There is the occasional nice bit of phrasing in Dawn Kofie’s reviews. They occur when she is just saying what she sees. Stuff like “there’s a weirdly lyrical description of [Rob Delaney] taking a Peeping Tom role when his friend’s neighbour has an S&M party.” This, at least, makes me want to see Delaney’s show.  And “the inside of his cheek’s probably bruised from having his tongue pressed so firmly against it” is nice. But the problem with Kofie is that she says an awful lot that you just want to call bullshit on.

Take, for example, her opening line on Delaney – or, to quote her – “the hirsute bear of a man that is US comic Rob Delaney”. What if I were to start this review with “the smooth-skinned sparrow of a woman that is Dawn Kofie”. Would that be a reasonable way to kick off a review of her work? Or would that just be weird and creepy, even though I’m a stuffed toy? I know that physicality informs a comedian’s sense of presence, but being large isn’t really a thing that Delaney trades on that much. He was just born that way. Is it fair to nail him down with ursine metaphors before he’s opened his mouth/gaping maw?

So when Kofie goes on to say that he is “better known for being the Comedy King (her caps) of Twitter and for starring alongside Sharon Horgan in Channel 4’s funny and frank sitcom Catastrophe, than for his stand up” I’m inclined to think, well, you mean better known to YOU, Dawn Kofie, because Delaney has been in stand-up for years. Whereas you haven’t. And I think you just Googled “Rob Delaney” when asked to review him.

For the most part Kofie is bluffing, and this makes her didacticism all the more annoying. Take her review for Upstairs Downton: “Upstairs Downstairs and Downton Abbey … lean towards the melodramatic.
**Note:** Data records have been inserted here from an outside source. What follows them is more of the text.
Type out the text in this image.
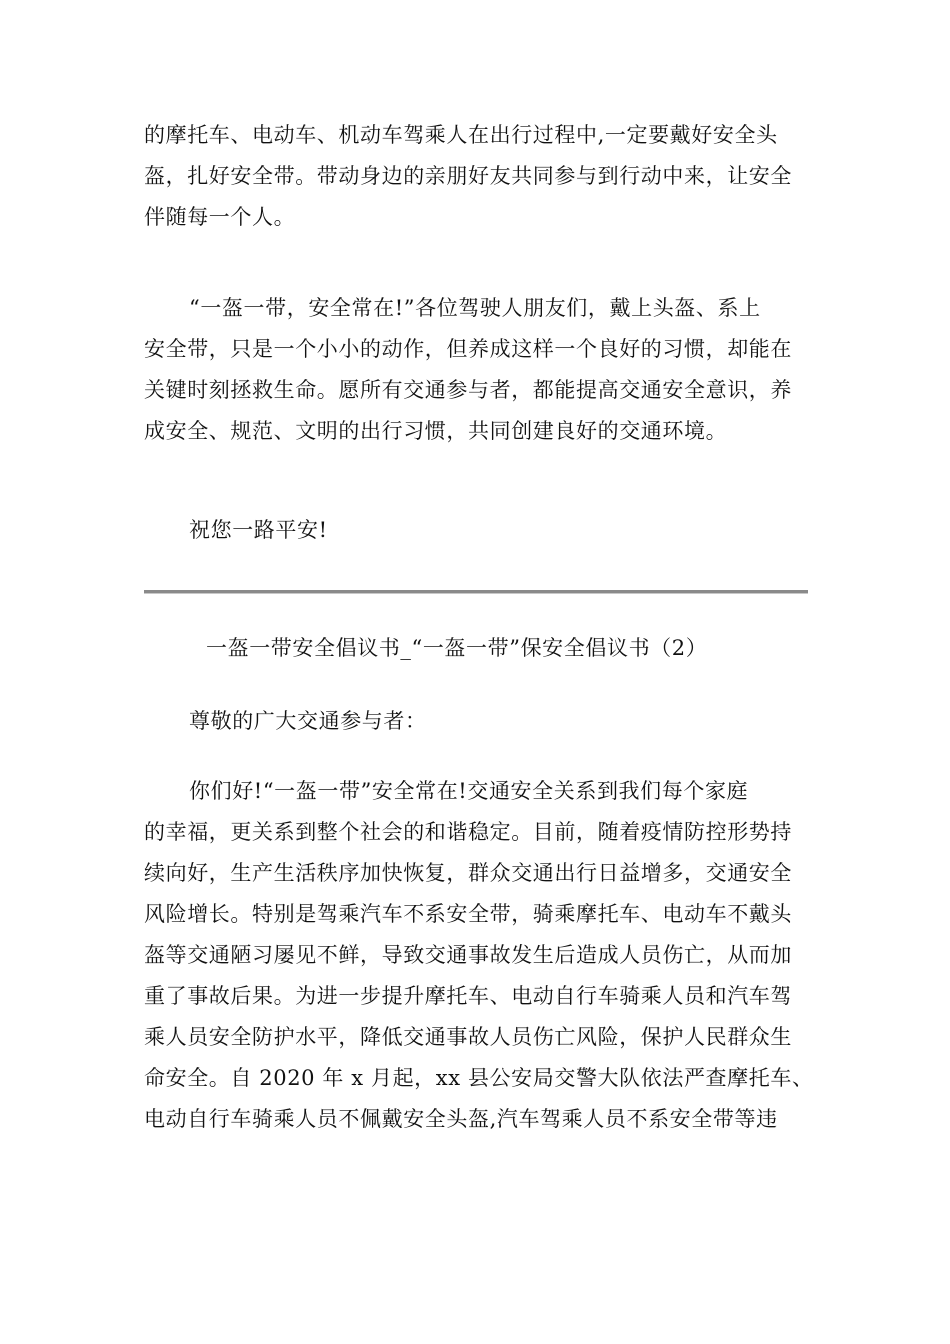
的摩托车、电动车、机动车驾乘人在出行过程中,一定要戴好安全头
盔，扎好安全带。带动身边的亲朋好友共同参与到行动中来，让安全
伴随每一个人。
“一盔一带，安全常在!”各位驾驶人朋友们，戴上头盔、系上
安全带，只是一个小小的动作，但养成这样一个良好的习惯，却能在
关键时刻拯救生命。愿所有交通参与者，都能提高交通安全意识，养
成安全、规范、文明的出行习惯，共同创建良好的交通环境。
祝您一路平安!
一盔一带安全倡议书_“一盔一带”保安全倡议书（2）
尊敬的广大交通参与者：
你们好!“一盔一带”安全常在!交通安全关系到我们每个家庭
的幸福，更关系到整个社会的和谐稳定。目前，随着疫情防控形势持
续向好，生产生活秩序加快恢复，群众交通出行日益增多，交通安全
风险增长。特别是驾乘汽车不系安全带，骑乘摩托车、电动车不戴头
盔等交通陋习屡见不鲜，导致交通事故发生后造成人员伤亡，从而加
重了事故后果。为进一步提升摩托车、电动自行车骑乘人员和汽车驾
乘人员安全防护水平，降低交通事故人员伤亡风险，保护人民群众生
命安全。自 2020 年 x 月起，xx 县公安局交警大队依法严查摩托车、
电动自行车骑乘人员不佩戴安全头盔,汽车驾乘人员不系安全带等违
But The Highly Irregular’s stage interpretation attempts to play for laughs.” YES, well that’s because it’s a comedy, Dawn. “Each episode is improvised and based on suggestions from the audience” YES that’s usually what improvisation is, Dawn. “The cast … switch between a range of disappointingly time-worn characters e.g. the dim maid, the idiotic Lord and the acerbic, elderly matriarch”. YES but are they ‘time-worn’ or just familiar from the programmes these people are parodying? Because you do know that you can’t do a parody of something that’s not familiar, don’t you Dawn?

I don’t mean to be rotten to Dawn just because she’s fresh to this. There’s nothing wrong with being new at something. But I wish she wouldn’t tell us old grannies how to suck eggs. I think this reaches its apotheosis when she tells us that Andrew Doyle is a bit like Stewart Lee because he “is deconstructing stand up, and raging against the diktats that govern it, such as ‘thou shalt be topical’ and ‘thou shalt have a cleverly constructed narrative’.” These diktats are written by reviewers, Dawn, not by comedians. So is he really “raging against” them? Or have you just realised that he’s not doing the normal thing, and so you’ve backhandedly commended yourself for not stamping on him too hard? (An “ambitious and fiercely intelligent show” – three stars.)

She also tells us that Doyle “is the author of impeccably-crafted turns of phrases like, ‘the commodification of the self’.” Except that if you type ‘commodification of the self’ into Google you’ll find several scholarly articles with that title written earlier, by, um, other authors.

There’s not much to Kofie’s reviews that can’t be debunked with five minutes of research or a reasonable grasp of comedy. Or, I would suggest, with an hour of going to see the shows she dismisses for yourself.